Madame la présidente, madame la secrétaire d’État, mes chers collègues, il est banal de dire que la crise économique et sociale que nous traversons actuellement de même que les révolutions dans les pays arabes et l’affirmation des puissances émergentes sur la scène internationale mettent en exergue les mutations profondes que connaît notre monde. Or l’enseignement de l’histoire et de la géographie est un vecteur essentiel pour appréhender et saisir ces changements.

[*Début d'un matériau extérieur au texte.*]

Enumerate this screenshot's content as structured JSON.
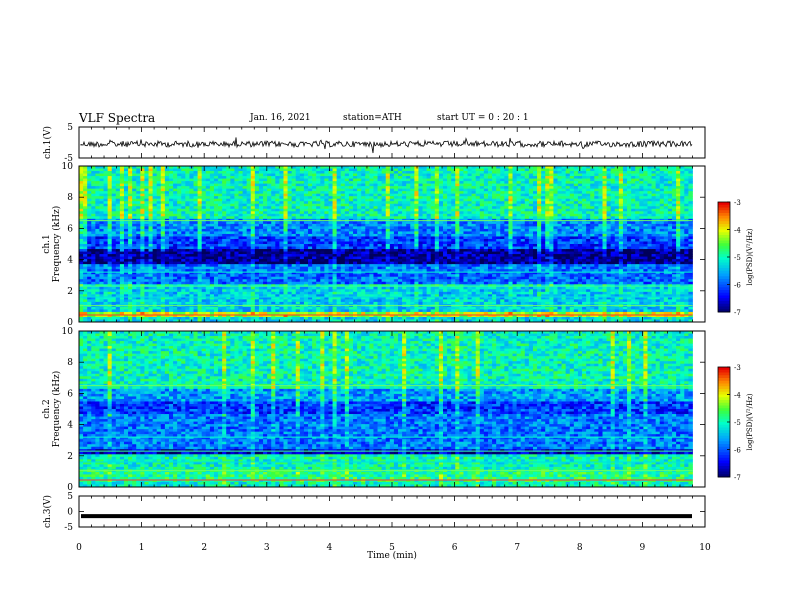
{
  "header": {
    "title": "VLF Spectra",
    "date": "Jan. 16, 2021",
    "station": "station=ATH",
    "start": "start UT =  0 : 20 : 1"
  },
  "chart_data": [
    {
      "type": "line",
      "panel": "ch1-waveform",
      "ylabel": "ch.1(V)",
      "ylim": [
        -5,
        5
      ],
      "yticks": [
        "5",
        "-5"
      ],
      "xlim": [
        0,
        10
      ],
      "description_values": "noisy waveform around about -0.5 V with spikes"
    },
    {
      "type": "heatmap",
      "panel": "ch1-spectrogram",
      "ylabel": "ch.1\nFrequency (kHz)",
      "ylim": [
        0,
        10
      ],
      "yticks": [
        "0",
        "2",
        "4",
        "6",
        "8",
        "10"
      ],
      "xlim": [
        0,
        10
      ],
      "colorbar": {
        "label": "log(PSD)(V²/Hz)",
        "range": [
          -7,
          -3
        ],
        "ticks": [
          "-3",
          "-4",
          "-5",
          "-6",
          "-7"
        ]
      }
    },
    {
      "type": "heatmap",
      "panel": "ch2-spectrogram",
      "ylabel": "ch.2\nFrequency (kHz)",
      "ylim": [
        0,
        10
      ],
      "yticks": [
        "0",
        "2",
        "4",
        "6",
        "8",
        "10"
      ],
      "xlim": [
        0,
        10
      ],
      "colorbar": {
        "label": "log(PSD)(V²/Hz)",
        "range": [
          -7,
          -3
        ],
        "ticks": [
          "-3",
          "-4",
          "-5",
          "-6",
          "-7"
        ]
      }
    },
    {
      "type": "line",
      "panel": "ch3-waveform",
      "ylabel": "ch.3(V)",
      "ylim": [
        -5,
        5
      ],
      "yticks": [
        "5",
        "0",
        "-5"
      ],
      "xlim": [
        0,
        10
      ],
      "value": -1.5
    }
  ],
  "xaxis": {
    "label": "Time (min)",
    "ticks": [
      "0",
      "1",
      "2",
      "3",
      "4",
      "5",
      "6",
      "7",
      "8",
      "9",
      "10"
    ]
  }
}
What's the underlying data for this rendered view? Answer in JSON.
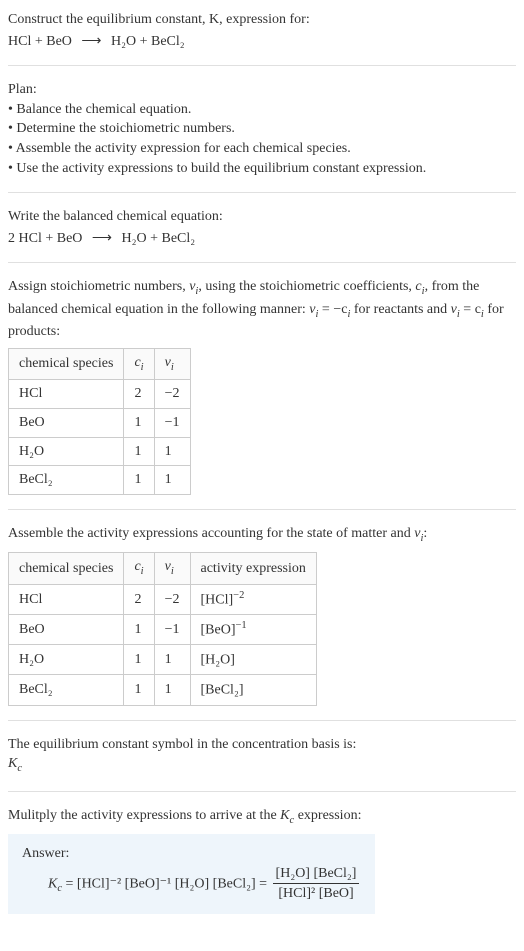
{
  "header": {
    "line1": "Construct the equilibrium constant, K, expression for:",
    "equation_lhs": "HCl + BeO",
    "equation_rhs": "H₂O + BeCl₂"
  },
  "plan": {
    "title": "Plan:",
    "items": [
      "• Balance the chemical equation.",
      "• Determine the stoichiometric numbers.",
      "• Assemble the activity expression for each chemical species.",
      "• Use the activity expressions to build the equilibrium constant expression."
    ]
  },
  "balanced": {
    "title": "Write the balanced chemical equation:",
    "lhs": "2 HCl + BeO",
    "rhs": "H₂O + BeCl₂"
  },
  "assign": {
    "text_a": "Assign stoichiometric numbers, ",
    "nu": "ν",
    "sub_i": "i",
    "text_b": ", using the stoichiometric coefficients, ",
    "c": "c",
    "text_c": ", from the balanced chemical equation in the following manner: ",
    "eq1_lhs": "ν",
    "eq1_rhs": " = −c",
    "text_d": " for reactants and ",
    "eq2": " = c",
    "text_e": " for products:"
  },
  "table1": {
    "headers": [
      "chemical species",
      "cᵢ",
      "νᵢ"
    ],
    "rows": [
      [
        "HCl",
        "2",
        "−2"
      ],
      [
        "BeO",
        "1",
        "−1"
      ],
      [
        "H₂O",
        "1",
        "1"
      ],
      [
        "BeCl₂",
        "1",
        "1"
      ]
    ]
  },
  "assemble": {
    "text": "Assemble the activity expressions accounting for the state of matter and νᵢ:"
  },
  "table2": {
    "headers": [
      "chemical species",
      "cᵢ",
      "νᵢ",
      "activity expression"
    ],
    "rows": [
      {
        "species": "HCl",
        "c": "2",
        "nu": "−2",
        "act_base": "[HCl]",
        "act_exp": "−2"
      },
      {
        "species": "BeO",
        "c": "1",
        "nu": "−1",
        "act_base": "[BeO]",
        "act_exp": "−1"
      },
      {
        "species": "H₂O",
        "c": "1",
        "nu": "1",
        "act_base": "[H₂O]",
        "act_exp": ""
      },
      {
        "species": "BeCl₂",
        "c": "1",
        "nu": "1",
        "act_base": "[BeCl₂]",
        "act_exp": ""
      }
    ]
  },
  "symbol": {
    "line1": "The equilibrium constant symbol in the concentration basis is:",
    "Kc": "K",
    "Kc_sub": "c"
  },
  "multiply": {
    "text_a": "Mulitply the activity expressions to arrive at the ",
    "K": "K",
    "Ksub": "c",
    "text_b": " expression:"
  },
  "answer": {
    "label": "Answer:",
    "Kc": "K",
    "Kc_sub": "c",
    "eq_text": " = [HCl]⁻² [BeO]⁻¹ [H₂O] [BeCl₂] = ",
    "num": "[H₂O] [BeCl₂]",
    "den": "[HCl]² [BeO]"
  },
  "colors": {
    "text": "#333333",
    "rule": "#e0e0e0",
    "table_border": "#cccccc",
    "answer_bg": "#eef5fb"
  }
}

Annoncée en 2009 par le Gouvernement, la réforme du lycée sera pleinement effective à la rentrée prochaine. Elle prévoit cependant, dès cette année scolaire, d’alourdir dans les classes de première scientifique l’enseignement de l’histoire-géographie, qui occupe désormais quatre heures par semaine. Le nouveau programme ainsi élaboré concentre en une seule année l’ensemble des connaissances auparavant dispensées en deux ans, lors des classes de première et de terminale.

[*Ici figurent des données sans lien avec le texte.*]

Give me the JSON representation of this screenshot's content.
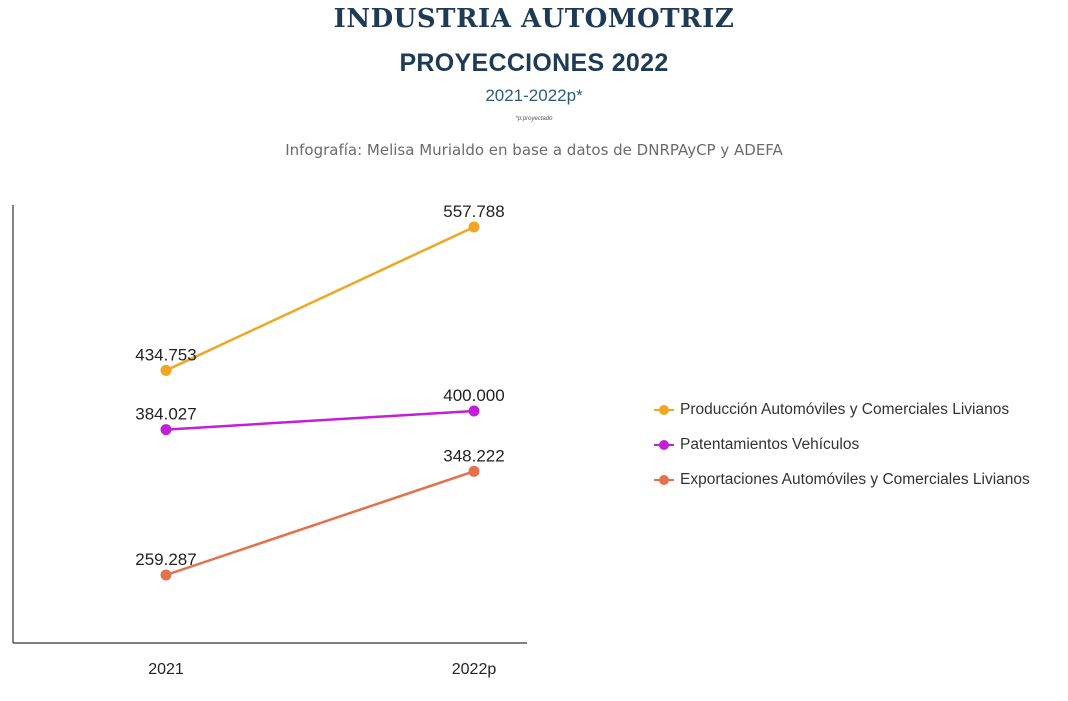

De manière corrélée, l’histoire-géographie, en tant qu’enseignement obligatoire, disparaîtra en septembre prochain du programme de la classe de terminale scientifique. Les élèves souhaitant approfondir leurs connaissances dans cette discipline pourront néanmoins choisir cette matière en option, à raison de deux heures par semaine.
Pour autant, cette réforme, fortement critiquée dès l’origine, suscite de vives interrogations et inquiétudes.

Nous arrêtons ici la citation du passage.